What better spokesperson exists?
I agree with the school, not because it’s homophobic, it really isn’t. I’ve read quite a few memoirs in my life–they suck. Not as far as interest goes but when it’s a first book and it’s a memoir the writing is usually very poor. IE. Anthony Rapp’s book was lackluster and left much to be desired. If they were going for a queer studies and history discussion then yes, but the point is to get students to read well known, highly acclaimed books.
While controversy is something that would be a good idea; a better, non memoir, book about queer activism and tribulation would be a great idea.
Not having read the book, I would say that, of course, it is possible that it was not the ideal introductory book on the subject for the purposes of the school’s program.
But the school’s handling of the matter is clearly questionable. Why was the type of public statement that was made necessary? Do they always identify books they have rejected, and in a manner apparently intended to cast unsubstantiated aspersions?

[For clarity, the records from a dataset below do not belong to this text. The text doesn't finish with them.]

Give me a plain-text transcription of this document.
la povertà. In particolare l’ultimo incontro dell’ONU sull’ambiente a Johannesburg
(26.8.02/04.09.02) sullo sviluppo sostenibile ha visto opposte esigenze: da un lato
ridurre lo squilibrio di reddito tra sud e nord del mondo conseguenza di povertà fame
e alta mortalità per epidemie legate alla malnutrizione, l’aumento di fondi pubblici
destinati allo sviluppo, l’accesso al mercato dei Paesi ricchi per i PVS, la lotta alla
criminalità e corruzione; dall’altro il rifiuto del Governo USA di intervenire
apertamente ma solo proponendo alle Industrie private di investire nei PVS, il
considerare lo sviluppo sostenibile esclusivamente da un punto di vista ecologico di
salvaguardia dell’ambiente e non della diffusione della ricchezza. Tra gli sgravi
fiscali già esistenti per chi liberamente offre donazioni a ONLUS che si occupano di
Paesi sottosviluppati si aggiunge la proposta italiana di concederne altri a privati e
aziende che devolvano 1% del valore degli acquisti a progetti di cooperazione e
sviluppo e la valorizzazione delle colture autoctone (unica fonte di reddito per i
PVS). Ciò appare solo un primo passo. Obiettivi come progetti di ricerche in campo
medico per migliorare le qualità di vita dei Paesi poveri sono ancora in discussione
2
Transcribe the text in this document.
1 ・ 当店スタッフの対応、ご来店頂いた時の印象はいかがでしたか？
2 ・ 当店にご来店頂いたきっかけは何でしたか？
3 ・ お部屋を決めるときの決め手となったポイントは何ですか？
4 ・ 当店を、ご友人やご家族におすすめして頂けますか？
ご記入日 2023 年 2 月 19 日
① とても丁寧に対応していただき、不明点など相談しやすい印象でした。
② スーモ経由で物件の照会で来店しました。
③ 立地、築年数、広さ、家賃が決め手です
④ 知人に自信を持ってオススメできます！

North Carolina is a pretty conservative state. Maybe the real reason for the rejection is that the book wasn’t homophobic enough for them.
I suspect that the homophobes here are those who rejected the book. I find it somewhat ironic the dismissal of Judy Shepard, a very articulate speaker and writer, as not accomplished enough a writer for Appalachian State’s literacy program. Quite apart from the fact that Appalachian State is not exactly Harvard, the kind of condescension apparent here seems simply a mask for bigotry. What an interesting new way to censor gay-positive material: claim that the book is homophobic. Disgusting.
I read this book, it is homophobic and it subjects the same queer stereotypes of trying to fit into a heterosexual world onto its readers as many LGB Organizations. Judy Shepard never comes out and states that she is homophobic, but her blanket assumptions on the HIV/AIDS community, as well as her long lasting ties to HRC leave me to wonder just how progressive she is. If you haven’t read it please be my guest to see if you agree with me; however, if it was up to me and I was at App State, I would have also said that it was poorly written. It is trash, and meaningless among the current literary renaissance that is occurring in our current time.
There are those who have been labeling people have struggled against racism for years “racist.” because they talk about race.